Семен Андреевич с тетрадкою в руках, обуреваемый самыми противоречивыми соображениями, сидел на краю буерака, свесив в него ноги. На дне буерака еще залегала невеликая тень, но целая семья небольших змей, чуя приближение жаркого времени, уже выползла из норок и шуршала в сухих стеблях умерших прошлой осенью трав, сложенных сюда осенними ветрами; прошло еще несколько минут, и чешуйки на змеях заискрились в солнечных лучах. Со стороны Волги раздался свисток парохода, и виднелся черный дымок. С другой стороны, со стороны степи, вдруг обозначилось какое-то облачко пыли: что-то двигалось оттуда по направлению к Семену Андреевичу, и скоро различил он, что прямо на него мчался весьма большой табун. По мере приближения облако пыли росло непомерно и неслось вместе с конями. Табун быстро близился, земля начинала звенеть и дрожать, и нетрудно было отличить сквозь пыль, окружавшую лошадей, что их подгоняли, сидя на конях и помахивая длинными арапниками, два калмыка в больших вислоухих шапках.
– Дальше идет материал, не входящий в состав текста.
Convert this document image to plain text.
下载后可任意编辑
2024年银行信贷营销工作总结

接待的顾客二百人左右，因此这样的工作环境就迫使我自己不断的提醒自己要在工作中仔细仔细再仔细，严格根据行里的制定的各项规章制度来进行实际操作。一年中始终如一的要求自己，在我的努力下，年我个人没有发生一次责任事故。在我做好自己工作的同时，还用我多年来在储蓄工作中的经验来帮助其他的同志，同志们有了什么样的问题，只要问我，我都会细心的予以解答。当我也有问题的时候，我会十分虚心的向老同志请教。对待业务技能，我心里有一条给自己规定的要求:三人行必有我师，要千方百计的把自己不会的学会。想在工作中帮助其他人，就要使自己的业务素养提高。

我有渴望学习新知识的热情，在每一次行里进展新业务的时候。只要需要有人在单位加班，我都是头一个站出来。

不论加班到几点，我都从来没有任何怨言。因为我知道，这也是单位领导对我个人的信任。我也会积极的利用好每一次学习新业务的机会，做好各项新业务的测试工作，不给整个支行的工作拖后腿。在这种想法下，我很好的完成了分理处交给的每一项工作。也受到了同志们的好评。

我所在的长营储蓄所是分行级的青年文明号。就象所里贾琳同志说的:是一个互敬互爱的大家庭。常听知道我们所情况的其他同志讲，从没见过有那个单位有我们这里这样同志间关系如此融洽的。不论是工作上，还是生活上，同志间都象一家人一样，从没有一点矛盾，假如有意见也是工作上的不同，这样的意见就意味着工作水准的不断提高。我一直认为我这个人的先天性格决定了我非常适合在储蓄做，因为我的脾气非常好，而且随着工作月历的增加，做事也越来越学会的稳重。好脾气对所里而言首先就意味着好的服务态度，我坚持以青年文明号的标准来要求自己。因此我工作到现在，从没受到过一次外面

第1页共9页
Табун мчался прямо на буерак, на краю которого сидел Подгорский, и кони, двигавшиеся по степи широкою лавою, по мере приближения к началу буерака стягивались к нему и одни за другими начали спускаться в глубь его, по направлению к Волге; несомненно, что путь был им знаком – путь к водопою. Необычайно красиво совершался этот спуск табуна, стягивавшегося на всем скаку в темное углубление буерака; вскинув хвосты и помахивая гривами, сталкивались одна с другою лошади разнообразнейших мастей, от пегих до саврасых, вплотную, одна к другой, и словно вливались в буерак какою-то, покрытою пеною живою стремниною. Калмыки заскакивали с боков, направляя к буераку тех немногих коней, что не знали своего дела и не хотели попасть в буерак. Направив, как следовало, весь табун, табунщики сами спустились, сползли вниз по самой круче боков буерака со смелостью и ловкостью поразительною. Непосредственно вслед за этим налетела на Семена Андреевича поднятая табуном невообразимо-густая пыль, и солнце сквозь нее, показалось ему коричнево-золотистым.